Thus, to first order in a straight flow geometry and with conditions precluding recirculation, the effect of sinusoidal pulsations at a typical human heart rate is to cause thrombi to develop at a rate closely related to that for steady flow at the corresponding mean flow conditions, and highest relative to that at ε = 0.1.
Discussion
It must be noted that the thrombus-formation modeling described here was for an initially uniform flow passage with parallel streamlines. Here we demonstrate that the concept of platelet activation delay time can be integrated into a computer model of mural thrombus formation, which accounts for motions of all platelets individually involved and incorporates a small number of physical parameters and functions to represent physico-chemical factors such as cell adhesion molecule behavior, fibrinogen, and so forth for the scale represented in the model. It may be discovered in vivo that the activation delay time is affected by the vascular location in which thrombi grow, and by the ability of the endothelium to produce NO and other agents. There may be some effect of vascular location on the energy landscape relevant to adhesion and aggregation that typically occurs there; the observation of Poole et al. (17) that in a large vessel, such as the aorta, platelets tend to form monolayers on damaged areas of the wall without aggregating into mural thrombi may reflect that the typical interplatelet linkage distance is greater there so that a flat form of thrombus occurs, as our simulations predicted. Obviously, there are difficulties in obtaining measurements of interplatelet distances in thrombi, especially in vivo, but some effort on this issue to distinguish possible variations depending on vascular location and blood velocity would be worthwhile for improving details of the model for application in such circumstances. The later phenomenon of clot retraction implies the prior existence of nonzero distances between the platelets that comprise it, and that possess contractile components in the cytoskeleton, and no attempt is made here to model that.

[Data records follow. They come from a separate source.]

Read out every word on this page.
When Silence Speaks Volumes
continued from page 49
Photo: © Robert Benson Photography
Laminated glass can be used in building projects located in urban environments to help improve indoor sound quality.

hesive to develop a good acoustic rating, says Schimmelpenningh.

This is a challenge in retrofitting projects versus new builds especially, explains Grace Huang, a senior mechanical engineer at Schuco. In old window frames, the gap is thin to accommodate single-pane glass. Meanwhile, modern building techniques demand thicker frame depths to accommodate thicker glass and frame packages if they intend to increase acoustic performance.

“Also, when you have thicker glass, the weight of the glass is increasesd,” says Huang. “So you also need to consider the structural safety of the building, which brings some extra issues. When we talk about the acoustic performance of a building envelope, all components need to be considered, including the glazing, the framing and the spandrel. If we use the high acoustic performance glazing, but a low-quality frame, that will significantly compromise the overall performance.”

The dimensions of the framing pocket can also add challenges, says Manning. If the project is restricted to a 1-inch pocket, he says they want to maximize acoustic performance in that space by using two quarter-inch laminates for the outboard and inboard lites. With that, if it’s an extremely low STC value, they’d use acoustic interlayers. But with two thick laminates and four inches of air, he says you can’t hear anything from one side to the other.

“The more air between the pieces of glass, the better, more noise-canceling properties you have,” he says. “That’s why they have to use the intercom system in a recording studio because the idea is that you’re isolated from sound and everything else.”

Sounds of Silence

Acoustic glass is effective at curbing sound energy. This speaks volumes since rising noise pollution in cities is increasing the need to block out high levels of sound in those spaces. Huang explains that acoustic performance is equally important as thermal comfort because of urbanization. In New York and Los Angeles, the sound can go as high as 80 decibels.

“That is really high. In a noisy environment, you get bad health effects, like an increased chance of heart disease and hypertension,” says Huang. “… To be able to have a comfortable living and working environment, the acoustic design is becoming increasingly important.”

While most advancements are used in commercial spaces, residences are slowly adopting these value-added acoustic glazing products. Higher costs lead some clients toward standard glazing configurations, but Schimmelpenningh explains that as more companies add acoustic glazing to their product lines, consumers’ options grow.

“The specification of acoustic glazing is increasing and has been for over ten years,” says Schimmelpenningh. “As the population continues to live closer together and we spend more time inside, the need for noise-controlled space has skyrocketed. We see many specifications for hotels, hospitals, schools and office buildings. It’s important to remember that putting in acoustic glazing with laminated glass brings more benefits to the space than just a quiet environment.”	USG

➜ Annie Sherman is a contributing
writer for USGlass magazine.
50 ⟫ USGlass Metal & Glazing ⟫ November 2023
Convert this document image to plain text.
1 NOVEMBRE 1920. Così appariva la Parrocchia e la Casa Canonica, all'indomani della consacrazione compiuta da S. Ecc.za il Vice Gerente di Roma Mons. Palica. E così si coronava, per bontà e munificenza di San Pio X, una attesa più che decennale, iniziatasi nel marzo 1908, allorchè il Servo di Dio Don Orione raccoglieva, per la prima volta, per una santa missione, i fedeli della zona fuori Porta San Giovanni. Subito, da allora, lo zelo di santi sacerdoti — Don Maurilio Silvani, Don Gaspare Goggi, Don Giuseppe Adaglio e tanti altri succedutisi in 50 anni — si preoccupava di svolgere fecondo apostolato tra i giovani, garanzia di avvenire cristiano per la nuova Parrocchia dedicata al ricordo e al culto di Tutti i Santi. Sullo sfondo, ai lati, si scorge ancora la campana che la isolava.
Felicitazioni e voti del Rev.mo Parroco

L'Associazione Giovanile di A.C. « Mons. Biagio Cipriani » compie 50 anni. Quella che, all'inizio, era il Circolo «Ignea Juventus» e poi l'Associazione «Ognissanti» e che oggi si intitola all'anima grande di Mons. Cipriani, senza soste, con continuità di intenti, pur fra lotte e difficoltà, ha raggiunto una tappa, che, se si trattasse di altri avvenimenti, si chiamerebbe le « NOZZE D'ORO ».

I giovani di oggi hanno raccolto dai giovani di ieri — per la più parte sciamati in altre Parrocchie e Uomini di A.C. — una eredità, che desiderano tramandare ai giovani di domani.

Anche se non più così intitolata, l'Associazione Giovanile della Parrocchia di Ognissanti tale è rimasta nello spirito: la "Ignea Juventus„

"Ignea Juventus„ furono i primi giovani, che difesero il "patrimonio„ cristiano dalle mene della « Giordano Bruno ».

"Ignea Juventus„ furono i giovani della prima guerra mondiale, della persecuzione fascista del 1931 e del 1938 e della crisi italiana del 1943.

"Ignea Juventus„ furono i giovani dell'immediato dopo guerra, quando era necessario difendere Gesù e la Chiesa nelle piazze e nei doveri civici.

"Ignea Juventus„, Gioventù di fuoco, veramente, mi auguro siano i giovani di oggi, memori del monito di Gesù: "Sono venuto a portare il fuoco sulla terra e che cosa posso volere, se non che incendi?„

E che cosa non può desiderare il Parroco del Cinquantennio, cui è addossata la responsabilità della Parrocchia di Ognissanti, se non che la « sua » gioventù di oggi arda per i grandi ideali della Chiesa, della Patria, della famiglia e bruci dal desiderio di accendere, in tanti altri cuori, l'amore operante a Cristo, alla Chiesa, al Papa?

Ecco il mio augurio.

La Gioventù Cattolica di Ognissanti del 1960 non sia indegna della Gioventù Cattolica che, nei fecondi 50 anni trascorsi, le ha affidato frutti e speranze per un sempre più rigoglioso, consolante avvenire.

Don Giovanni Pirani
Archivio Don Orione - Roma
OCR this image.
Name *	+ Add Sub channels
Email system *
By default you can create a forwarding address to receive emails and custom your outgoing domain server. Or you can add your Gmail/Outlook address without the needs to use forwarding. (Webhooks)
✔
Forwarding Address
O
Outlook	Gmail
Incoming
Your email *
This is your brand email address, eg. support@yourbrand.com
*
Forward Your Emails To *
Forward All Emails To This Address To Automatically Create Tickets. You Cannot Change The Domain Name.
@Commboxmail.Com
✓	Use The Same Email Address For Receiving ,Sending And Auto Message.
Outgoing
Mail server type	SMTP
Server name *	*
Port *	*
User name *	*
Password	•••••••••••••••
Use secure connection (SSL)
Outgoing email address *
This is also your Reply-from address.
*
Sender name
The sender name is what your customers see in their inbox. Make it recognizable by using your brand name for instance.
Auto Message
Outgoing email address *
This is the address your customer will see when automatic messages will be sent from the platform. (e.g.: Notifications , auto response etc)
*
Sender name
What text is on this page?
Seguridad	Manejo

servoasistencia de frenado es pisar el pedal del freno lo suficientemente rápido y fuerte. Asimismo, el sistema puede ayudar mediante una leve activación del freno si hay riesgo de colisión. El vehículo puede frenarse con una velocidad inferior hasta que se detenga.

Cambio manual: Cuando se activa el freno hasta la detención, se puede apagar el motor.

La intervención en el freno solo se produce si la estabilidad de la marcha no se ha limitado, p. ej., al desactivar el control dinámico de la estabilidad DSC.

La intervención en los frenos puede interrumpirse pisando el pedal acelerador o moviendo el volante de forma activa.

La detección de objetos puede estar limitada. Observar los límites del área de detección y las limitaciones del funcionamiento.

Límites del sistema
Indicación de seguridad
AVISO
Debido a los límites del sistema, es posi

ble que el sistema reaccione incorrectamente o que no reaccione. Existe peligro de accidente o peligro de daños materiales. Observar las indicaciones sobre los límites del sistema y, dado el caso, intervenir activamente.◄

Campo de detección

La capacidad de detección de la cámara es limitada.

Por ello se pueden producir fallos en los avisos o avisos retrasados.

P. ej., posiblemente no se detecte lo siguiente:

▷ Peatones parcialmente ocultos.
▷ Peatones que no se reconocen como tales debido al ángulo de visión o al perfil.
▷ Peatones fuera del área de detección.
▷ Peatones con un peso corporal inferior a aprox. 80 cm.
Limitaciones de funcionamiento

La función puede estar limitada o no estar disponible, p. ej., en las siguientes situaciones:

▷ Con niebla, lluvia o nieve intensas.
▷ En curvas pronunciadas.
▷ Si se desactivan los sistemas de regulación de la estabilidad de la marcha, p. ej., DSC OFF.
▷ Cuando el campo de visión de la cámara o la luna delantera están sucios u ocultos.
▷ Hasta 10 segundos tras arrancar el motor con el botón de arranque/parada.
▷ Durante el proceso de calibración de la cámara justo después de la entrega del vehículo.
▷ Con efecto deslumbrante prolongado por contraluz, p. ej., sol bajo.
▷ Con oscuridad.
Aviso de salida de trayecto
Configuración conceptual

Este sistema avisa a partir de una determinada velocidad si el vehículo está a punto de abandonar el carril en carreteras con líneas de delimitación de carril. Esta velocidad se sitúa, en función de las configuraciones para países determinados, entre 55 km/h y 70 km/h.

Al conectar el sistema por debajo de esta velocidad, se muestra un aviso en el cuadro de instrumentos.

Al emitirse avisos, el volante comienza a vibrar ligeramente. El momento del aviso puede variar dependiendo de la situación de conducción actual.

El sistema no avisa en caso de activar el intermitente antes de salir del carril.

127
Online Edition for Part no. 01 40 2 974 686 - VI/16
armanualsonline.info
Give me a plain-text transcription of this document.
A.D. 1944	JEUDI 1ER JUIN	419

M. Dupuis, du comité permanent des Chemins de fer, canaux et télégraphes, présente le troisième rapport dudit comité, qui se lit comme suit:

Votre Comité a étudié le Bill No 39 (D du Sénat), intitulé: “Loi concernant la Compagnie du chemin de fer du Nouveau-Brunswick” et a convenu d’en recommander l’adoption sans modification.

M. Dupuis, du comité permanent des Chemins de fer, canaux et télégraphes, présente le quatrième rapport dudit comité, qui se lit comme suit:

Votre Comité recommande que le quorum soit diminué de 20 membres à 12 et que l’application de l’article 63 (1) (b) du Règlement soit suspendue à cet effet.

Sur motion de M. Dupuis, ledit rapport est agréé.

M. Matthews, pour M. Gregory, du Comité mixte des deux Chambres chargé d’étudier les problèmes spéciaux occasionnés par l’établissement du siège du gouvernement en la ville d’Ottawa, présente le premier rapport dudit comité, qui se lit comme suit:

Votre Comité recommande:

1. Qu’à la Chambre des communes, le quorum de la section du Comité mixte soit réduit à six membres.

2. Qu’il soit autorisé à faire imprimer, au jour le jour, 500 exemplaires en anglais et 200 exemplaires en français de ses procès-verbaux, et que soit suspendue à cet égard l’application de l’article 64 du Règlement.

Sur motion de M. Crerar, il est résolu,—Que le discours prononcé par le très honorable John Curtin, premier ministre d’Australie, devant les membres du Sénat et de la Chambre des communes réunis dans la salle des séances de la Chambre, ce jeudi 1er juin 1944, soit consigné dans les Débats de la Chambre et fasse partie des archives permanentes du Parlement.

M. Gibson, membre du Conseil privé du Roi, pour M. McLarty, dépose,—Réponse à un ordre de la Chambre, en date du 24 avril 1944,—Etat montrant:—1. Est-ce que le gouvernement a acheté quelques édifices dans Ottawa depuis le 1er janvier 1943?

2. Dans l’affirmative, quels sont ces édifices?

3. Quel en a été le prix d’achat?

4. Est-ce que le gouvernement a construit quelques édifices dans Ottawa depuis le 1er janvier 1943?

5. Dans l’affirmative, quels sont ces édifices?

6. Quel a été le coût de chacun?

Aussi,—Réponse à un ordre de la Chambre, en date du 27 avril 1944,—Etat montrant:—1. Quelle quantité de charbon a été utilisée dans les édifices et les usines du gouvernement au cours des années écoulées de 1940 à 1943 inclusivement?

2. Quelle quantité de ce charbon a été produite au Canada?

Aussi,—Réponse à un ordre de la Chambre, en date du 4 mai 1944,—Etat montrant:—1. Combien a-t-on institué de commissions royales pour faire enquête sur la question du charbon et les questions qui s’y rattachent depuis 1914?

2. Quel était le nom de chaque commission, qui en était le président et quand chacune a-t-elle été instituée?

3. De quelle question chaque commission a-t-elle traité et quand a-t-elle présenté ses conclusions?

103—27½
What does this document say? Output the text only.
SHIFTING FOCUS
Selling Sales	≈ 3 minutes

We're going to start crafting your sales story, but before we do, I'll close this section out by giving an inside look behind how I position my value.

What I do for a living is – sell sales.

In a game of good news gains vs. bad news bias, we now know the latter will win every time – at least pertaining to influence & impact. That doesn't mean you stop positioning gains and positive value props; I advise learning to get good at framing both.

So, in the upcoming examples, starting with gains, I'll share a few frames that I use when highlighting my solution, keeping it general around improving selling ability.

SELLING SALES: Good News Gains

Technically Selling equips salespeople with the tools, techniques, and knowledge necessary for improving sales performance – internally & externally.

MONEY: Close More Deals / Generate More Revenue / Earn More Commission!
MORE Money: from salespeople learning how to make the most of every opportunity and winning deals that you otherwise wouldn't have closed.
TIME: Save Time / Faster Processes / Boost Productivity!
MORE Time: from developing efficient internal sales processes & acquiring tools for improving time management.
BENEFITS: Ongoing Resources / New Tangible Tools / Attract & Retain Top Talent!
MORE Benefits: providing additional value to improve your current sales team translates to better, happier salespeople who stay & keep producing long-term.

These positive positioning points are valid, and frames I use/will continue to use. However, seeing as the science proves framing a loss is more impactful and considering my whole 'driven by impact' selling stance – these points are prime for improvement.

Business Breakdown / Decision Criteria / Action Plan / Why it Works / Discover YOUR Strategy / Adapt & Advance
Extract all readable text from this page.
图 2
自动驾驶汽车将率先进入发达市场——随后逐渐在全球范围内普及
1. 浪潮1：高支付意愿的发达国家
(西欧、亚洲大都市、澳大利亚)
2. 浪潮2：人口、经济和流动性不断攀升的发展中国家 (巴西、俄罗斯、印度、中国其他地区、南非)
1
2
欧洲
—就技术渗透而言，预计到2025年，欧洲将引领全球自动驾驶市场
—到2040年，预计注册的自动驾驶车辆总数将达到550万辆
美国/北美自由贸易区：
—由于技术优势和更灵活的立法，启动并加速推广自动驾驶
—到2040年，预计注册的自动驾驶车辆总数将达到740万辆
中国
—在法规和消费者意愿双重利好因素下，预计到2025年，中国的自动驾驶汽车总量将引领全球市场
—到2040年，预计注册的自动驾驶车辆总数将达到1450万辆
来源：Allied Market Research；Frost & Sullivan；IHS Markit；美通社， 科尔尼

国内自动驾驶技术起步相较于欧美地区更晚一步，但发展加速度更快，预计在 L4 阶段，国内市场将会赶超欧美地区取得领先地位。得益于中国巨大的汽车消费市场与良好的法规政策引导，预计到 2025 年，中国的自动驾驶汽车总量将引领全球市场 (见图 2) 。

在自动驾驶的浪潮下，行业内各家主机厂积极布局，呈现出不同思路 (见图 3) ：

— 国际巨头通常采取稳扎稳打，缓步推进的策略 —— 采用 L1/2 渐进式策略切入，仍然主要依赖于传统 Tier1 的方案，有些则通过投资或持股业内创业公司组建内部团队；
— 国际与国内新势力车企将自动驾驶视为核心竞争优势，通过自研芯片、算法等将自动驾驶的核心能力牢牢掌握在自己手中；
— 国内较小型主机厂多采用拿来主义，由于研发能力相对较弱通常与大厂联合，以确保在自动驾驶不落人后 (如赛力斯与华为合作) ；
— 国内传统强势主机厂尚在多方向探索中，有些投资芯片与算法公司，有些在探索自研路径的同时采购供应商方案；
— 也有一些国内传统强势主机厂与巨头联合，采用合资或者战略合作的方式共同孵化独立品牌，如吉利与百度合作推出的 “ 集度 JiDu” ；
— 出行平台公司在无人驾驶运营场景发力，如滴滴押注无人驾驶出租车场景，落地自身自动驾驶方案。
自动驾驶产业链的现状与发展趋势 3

Although effects of blood flow rate on platelet adhesion and aggregation, and on thrombus growth, have been known for decades, in many experimental studies the flow conditions are not recorded or controlled for, nor are electron micrographs of thrombi routinely reported. Such incompleteness of experimental information makes it difficult to improve representational details applied in computer modeling (see Simulation Methodology). It has been noted that in the use of light-dye methods for thrombus initiation the vessel-wall injury varies with the intensity of the light applied, but reports of light intensity used, and of the extent of primary vascular injury, are often missing. There are, of course, some representational details used in the model that may be robust, in the sense that modifications of values of some parameters may make modifications of outcome that are too small to distinguish by presently available methodology in experiments [the standard deviations in the thrombus growth rates as a function of blood velocity measured by Petrishchev and Mikhailova (9) are comparable with variations that arise in our computational model, but also imply that such experiments may be limited for comparing with small refinements of the model]. For example, in modeling the interplatelet attractive forces it seems sufficient for the present to use one fixed force-distance relation for a fixed finite time, although in practice it must vary over time [likely connected in part to the variations of platelet cytosolic free calcium with time (10)] and be associated with a mix of engaged cell-surface receptors and composition of linking molecules. In modeling platelet-platelet repulsive forces, modifications to the platelet membrane stiffness (as by α-tocopherol) may require a corresponding adjustment, but potentially also to the attractive force because α-tocoperol also down-regulates GPIIb promoter activity (18). If a negative feedback regulation associated with platelet-borne MMP-9 (19) is confirmed to play a role, it could be necessary to include its effect in the activation aspects of the model used here. If there are subpopulations with different reactivies, as implied by Van Gestel et al. (10), they, too, can be incorporated by adaptation of the model. In a study to assess thromboembolism associated with pulsatile flow, Sukavaneshvar et al. (20) observed in an ex vivo model that flow pulsatility induced increases in both thrombosis and embolism.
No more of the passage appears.